If $A$ is a non-singular matrix, and $B$ is a matrix such that: $$ \|B-A\|<\frac{1}{\|A^{-1}\|}, $$ then $B$ is non-singular and that: $$ B^{-1}=A^{-1}\Sigma_{j=0}^{\infty}(I-BA^{-1})^{j} $$ Here, $\|\cdot\|$ denotes the matrix norm: $$ \|A\|=\sup\frac{\|Ax\|}{\|x\|} $$ There are two parts in this theorem: the first is to prove that $B$ is non-singular, and the second is to prove the formula for the inverse of $B$. I am stuck at both.

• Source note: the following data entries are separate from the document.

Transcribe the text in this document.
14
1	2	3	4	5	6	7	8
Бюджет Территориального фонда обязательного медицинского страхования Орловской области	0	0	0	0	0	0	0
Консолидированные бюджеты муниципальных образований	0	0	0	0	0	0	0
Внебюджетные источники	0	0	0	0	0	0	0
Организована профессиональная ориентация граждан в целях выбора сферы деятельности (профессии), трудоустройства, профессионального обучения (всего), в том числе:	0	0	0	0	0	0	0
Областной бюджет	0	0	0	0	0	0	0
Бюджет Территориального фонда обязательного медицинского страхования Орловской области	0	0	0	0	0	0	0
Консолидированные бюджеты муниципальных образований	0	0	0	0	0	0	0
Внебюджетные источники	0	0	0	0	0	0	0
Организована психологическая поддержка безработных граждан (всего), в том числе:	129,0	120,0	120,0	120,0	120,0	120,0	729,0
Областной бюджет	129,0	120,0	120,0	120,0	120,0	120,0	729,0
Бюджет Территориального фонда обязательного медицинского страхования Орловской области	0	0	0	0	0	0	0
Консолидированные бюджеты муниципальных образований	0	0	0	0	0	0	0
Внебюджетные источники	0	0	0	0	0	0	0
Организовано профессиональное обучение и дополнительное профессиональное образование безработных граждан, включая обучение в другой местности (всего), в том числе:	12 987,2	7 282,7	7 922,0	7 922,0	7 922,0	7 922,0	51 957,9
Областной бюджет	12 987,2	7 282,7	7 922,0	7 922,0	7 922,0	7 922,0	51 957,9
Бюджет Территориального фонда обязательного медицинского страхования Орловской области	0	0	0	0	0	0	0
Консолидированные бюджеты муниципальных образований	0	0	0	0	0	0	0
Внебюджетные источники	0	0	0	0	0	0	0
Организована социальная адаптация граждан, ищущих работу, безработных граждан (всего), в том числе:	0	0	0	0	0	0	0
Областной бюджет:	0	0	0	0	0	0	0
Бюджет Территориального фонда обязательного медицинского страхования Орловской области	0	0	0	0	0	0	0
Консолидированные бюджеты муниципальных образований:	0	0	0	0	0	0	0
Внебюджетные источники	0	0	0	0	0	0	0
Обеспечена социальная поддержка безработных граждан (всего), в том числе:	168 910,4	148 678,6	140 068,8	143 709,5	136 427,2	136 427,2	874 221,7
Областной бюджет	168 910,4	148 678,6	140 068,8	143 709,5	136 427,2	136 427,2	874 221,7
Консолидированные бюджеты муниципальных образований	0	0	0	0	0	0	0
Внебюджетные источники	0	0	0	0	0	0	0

Note that from $\|B-A\|<\frac{1}{\|A^{-1}\|}$, we know
$$ \|I-BA^{-1}\|=\|(I-BA^{-1})AA^{-1}\|=\|(A-B)A^{-1}\|\leq\|(A-B)\|\|A^{-1}\| <1$$ So the geometric series of real numbers $$\Sigma_{j=0}^{\infty}\|(I-BA^{-1})\|^{j}$$ is converging, hence the corresponding matrix series is converging as well: $$M:=\Sigma_{j=0}^{\infty}(I-BA^{-1})^{j}$$
Furthermore let us do a direct computation showing $(I-BA^{-1})M = M-I$: $$(I-BA^{-1})M = (I-BA^{-1})\Sigma_{j=0}^{\infty}(I-BA^{-1})^{j} \\=\Sigma_{j=1}^{\infty}(I-BA^{-1})^{j}=\\ (I-BA^{-1})+ (I-BA^{-1})^2 + (I-BA^{-1})^3 +... =\\ (I + (I-BA^{-1})+ (I-BA^{-1})^2 + (I-BA^{-1})^3 +... ) -I =\\ \left(\Sigma_{j=0}^{\infty}(I-BA^{-1})^{j}\right)-I \\ =M-I$$
Thus $BA^{-1}M=I$, which shows that $A^{-1}M$ is the inverse of $B$.